Combinatorial Algorithms for Edge-Disjoint T-Paths and Integer Free Multiflow

Let $G=(V,E)$ be a multigraph with a set $T\subseteq V$ of terminals. A path in $G$ is called a $T$-path if its ends are distinct vertices in $T$ and no internal vertices belong to $T$. In 1978, Mader showed a characterization of the maximum number of edge-disjoint $T$-paths. The original proof was not constructive, and hence it did not suggest an efficient algorithm. In this paper, we provide a combinatorial, deterministic algorithm for finding the maximum number of edge-disjoint $T$-paths. The algorithm adopts an augmenting path approach.
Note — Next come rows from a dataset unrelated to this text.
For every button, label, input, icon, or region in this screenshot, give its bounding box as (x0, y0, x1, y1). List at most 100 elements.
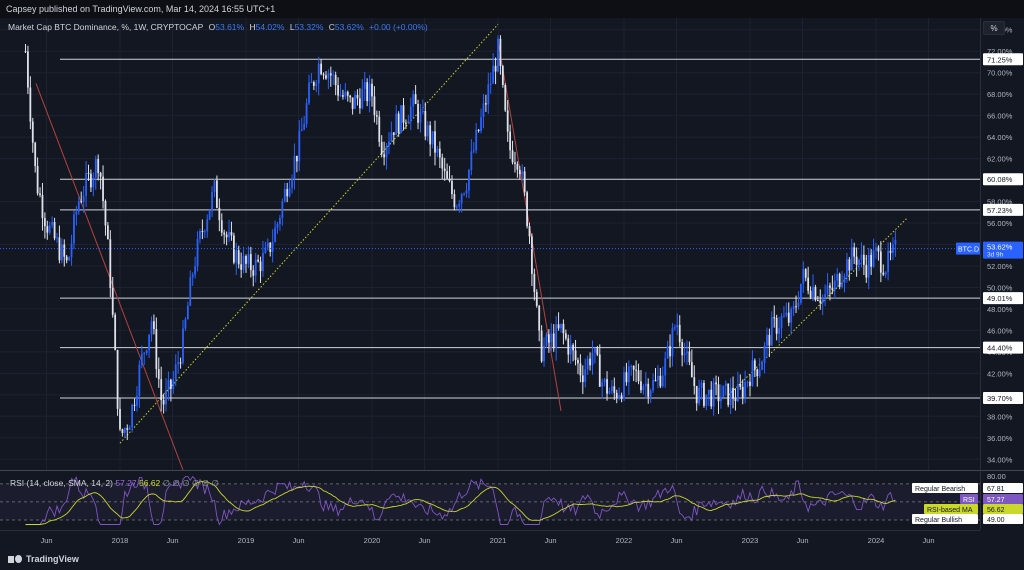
rsi-name-tag (924, 504, 978, 514)
candle-body (649, 390, 652, 397)
candle-body (625, 372, 628, 383)
candle-body (148, 334, 150, 351)
candle-body (298, 130, 301, 162)
candle-body (455, 206, 458, 208)
candle-body (795, 306, 797, 308)
candle-body (126, 428, 129, 430)
candle-body (419, 111, 422, 123)
candle-body (635, 369, 638, 371)
candle-body (511, 150, 514, 163)
candle-body (569, 344, 572, 355)
main-chart-pane[interactable]: BTC.D (0, 18, 980, 470)
candle-body (552, 333, 555, 349)
candle-body (337, 85, 339, 96)
candle-body (867, 254, 870, 278)
candle-body (56, 237, 58, 239)
candle-body (753, 360, 756, 370)
horizontal-level-tag (983, 53, 1023, 66)
candle-body (177, 362, 180, 365)
candle-body (724, 383, 727, 386)
tradingview-logo[interactable]: TradingView (8, 554, 79, 564)
candle-body (174, 364, 177, 380)
candle-body (242, 256, 245, 270)
candle-body (463, 193, 465, 195)
candle-body (448, 178, 451, 181)
candle-body (332, 74, 335, 76)
candle-body (373, 96, 376, 116)
candle-body (807, 277, 810, 291)
candle-body (499, 38, 502, 67)
current-price-label: 53.62% (987, 243, 1013, 252)
candle-body (809, 290, 812, 298)
candle-body (453, 194, 456, 208)
candle-body (853, 247, 856, 257)
candle-body (295, 155, 298, 162)
low-label: L (289, 22, 295, 32)
time-axis-svg: Jun 2018 Jun 2019 Jun 2020 Jun 2021 Jun 2022 Jun 20… (40, 536, 934, 545)
candle-body (564, 333, 567, 339)
candle-body (257, 259, 260, 262)
candle-body (189, 277, 192, 306)
candle-body (90, 173, 92, 188)
rsi-pane[interactable]: Regular Bearish RSI RSI-based MA Regular Bu… (0, 470, 980, 531)
candle-body (841, 282, 843, 287)
candle-body (179, 362, 182, 364)
candle-body (819, 300, 822, 303)
candle-body (804, 269, 807, 278)
time-axis[interactable]: Jun 2018 Jun 2019 Jun 2020 Jun 2021 Jun 2022 Jun 20… (0, 530, 980, 549)
candle-body (111, 288, 114, 315)
candle-body (833, 280, 836, 290)
time-tick-label: Jun (922, 536, 934, 545)
high-value: 54.02% (255, 22, 285, 32)
candle-body (717, 384, 720, 402)
candle-body (846, 259, 848, 277)
candle-body (877, 247, 880, 252)
price-axis-svg: 34.00%36.00%38.00%40.00%42.00%44.00%46.0… (983, 26, 1023, 464)
price-tick-label: 50.00% (987, 283, 1013, 292)
candle-body (390, 132, 393, 142)
candle-body (133, 404, 136, 406)
candle-body (315, 83, 318, 86)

More specifically, we introduce a novel concept of augmenting walks in auxiliary labeled graphs to capture a possible augmentation of the number of edge-disjoint $T$-paths. To design a search procedure for an augmenting walk, we introduce blossoms analogously to the matching algorithm of Edmonds (1965), while it is neither a special case nor a generalization of the present problem. When the search procedure terminates without finding an augmenting walk, the algorithm provides a certificate for the optimality of the current edge-disjoint $T$-paths. Thus the correctness argument of the algorithm serves as an alternative direct proof of Mader's theorem on edge-disjoint $T$-paths. The algorithm runs in $O(|V|\cdot |E|^2)$ time, which is much faster than the best known deterministic algorithm based on a reduction to the linear matroid parity problem. We also present a strongly polynomial algorithm for solving the integer free multiflow problem, which asks for a nonnegative integer combination of $T$-paths maximizing the sum of the coefficients subject to capacity constraints on the edges.